The possibilities are endless! Feel free to experiment and adapt the recipe to your own taste preferences. That’s the beauty of cooking, right? It’s all about creating something that you and your loved ones will enjoy.

So, what are you waiting for? Grab your slow cooker, gather your ingredients, and get ready to experience the magic of this Indian Butter Chicken Slow Cooker recipe. I promise you won’t be disappointed.

And most importantly, I want to hear about your experience! Did you try the recipe? Did you make any variations? What did you think? Share your thoughts, photos, and tips in the comments below. I can’t wait to see what you create! Happy cooking!

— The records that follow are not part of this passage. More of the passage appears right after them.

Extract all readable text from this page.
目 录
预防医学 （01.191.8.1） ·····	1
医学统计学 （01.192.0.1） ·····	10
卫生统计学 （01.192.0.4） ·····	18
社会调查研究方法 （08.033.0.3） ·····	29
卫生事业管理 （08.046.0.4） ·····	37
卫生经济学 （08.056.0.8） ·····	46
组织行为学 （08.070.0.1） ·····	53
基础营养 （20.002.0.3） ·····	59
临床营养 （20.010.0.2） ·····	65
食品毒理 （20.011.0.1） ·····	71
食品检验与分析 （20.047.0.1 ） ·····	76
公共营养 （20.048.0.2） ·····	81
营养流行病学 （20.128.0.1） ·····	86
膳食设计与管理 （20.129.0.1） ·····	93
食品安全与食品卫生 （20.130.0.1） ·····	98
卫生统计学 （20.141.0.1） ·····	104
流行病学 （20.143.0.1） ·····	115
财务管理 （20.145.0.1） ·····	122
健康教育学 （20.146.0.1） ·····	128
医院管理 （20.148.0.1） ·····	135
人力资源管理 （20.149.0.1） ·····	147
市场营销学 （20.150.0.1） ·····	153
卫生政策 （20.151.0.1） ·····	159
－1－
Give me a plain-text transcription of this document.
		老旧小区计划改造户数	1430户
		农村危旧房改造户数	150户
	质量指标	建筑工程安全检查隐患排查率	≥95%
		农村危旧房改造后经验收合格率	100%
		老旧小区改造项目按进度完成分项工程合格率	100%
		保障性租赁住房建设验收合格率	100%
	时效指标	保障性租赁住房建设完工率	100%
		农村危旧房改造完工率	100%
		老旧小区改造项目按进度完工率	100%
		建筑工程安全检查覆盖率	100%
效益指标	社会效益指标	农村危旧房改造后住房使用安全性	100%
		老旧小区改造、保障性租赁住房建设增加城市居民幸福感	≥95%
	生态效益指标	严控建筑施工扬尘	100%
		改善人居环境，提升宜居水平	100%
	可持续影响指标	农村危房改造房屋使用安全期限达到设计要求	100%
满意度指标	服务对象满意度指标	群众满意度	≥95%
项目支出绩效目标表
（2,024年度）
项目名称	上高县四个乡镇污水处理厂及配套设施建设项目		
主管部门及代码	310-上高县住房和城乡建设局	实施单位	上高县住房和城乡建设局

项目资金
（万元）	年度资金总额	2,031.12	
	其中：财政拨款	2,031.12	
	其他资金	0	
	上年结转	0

Indian Butter Chicken Slow Cooker: Easy & Delicious Recipe

Tender chicken thighs simmered in a creamy, flavorful tomato-based sauce with aromatic spices in a slow cooker. An easy and delicious weeknight meal!

Save This Recipe
Prep Time20 minutes
Cook Time360 minutes
Total Time380 minutes
Yield6-8 servings
👨‍🍳By: Lana
📂Category: Dinner
📊Difficulty: Easy
🌍Cuisine: American
🍽️Yield: 6-8 servings
🥗Dietary: Vegetarian

Ingredients

Instructions

Recipe Notes

  • Spice Level: Adjust the amount of chili powder and cayenne pepper to control the spice level. Omit cayenne for a milder dish.
  • Vegetarian Option: Substitute the chicken with paneer (Indian cheese) or chickpeas.
  • Smoked Paprika: Use smoked paprika instead of regular paprika for a smoky flavor.
  • Coconut Milk: Substitute heavy cream with coconut milk for a dairy-free option.
  • Fresh Tomatoes: Use about 4-5 medium-sized tomatoes, peeled and chopped, instead of canned crushed tomatoes.
  • Ginger-Garlic Paste: If you don’t have ginger-garlic paste, you can use equal parts grated ginger and minced garlic.
  • Make Ahead: Prepare the sauce ahead of time and store it in the refrigerator for up to 3 days.
  • Freezing: Butter chicken freezes well. Allow it to cool completely before transferring it to an airtight container and freezing for up to 3 months. Thaw overnight in the refrigerator before reheating.

Frequently Asked Questions

→ How do I ensure the bread stays moist?
Use fresh, ripe ingredients and avoid overmixing the batter. Store in an airtight container.
→ Can I substitute ingredients?
Yes, you can substitute similar ingredients while maintaining the basic ratios for best results.
→ How long does this bread keep?
Store tightly wrapped at room temperature for 2-3 days, or refrigerate for up to a week.
→ What if I don't have all the spices?
You can adjust spices to taste or substitute with similar warming spices.
→ Can I freeze this bread?
Yes, wrap individual slices and freeze for up to 3 months. Thaw at room temperature before serving.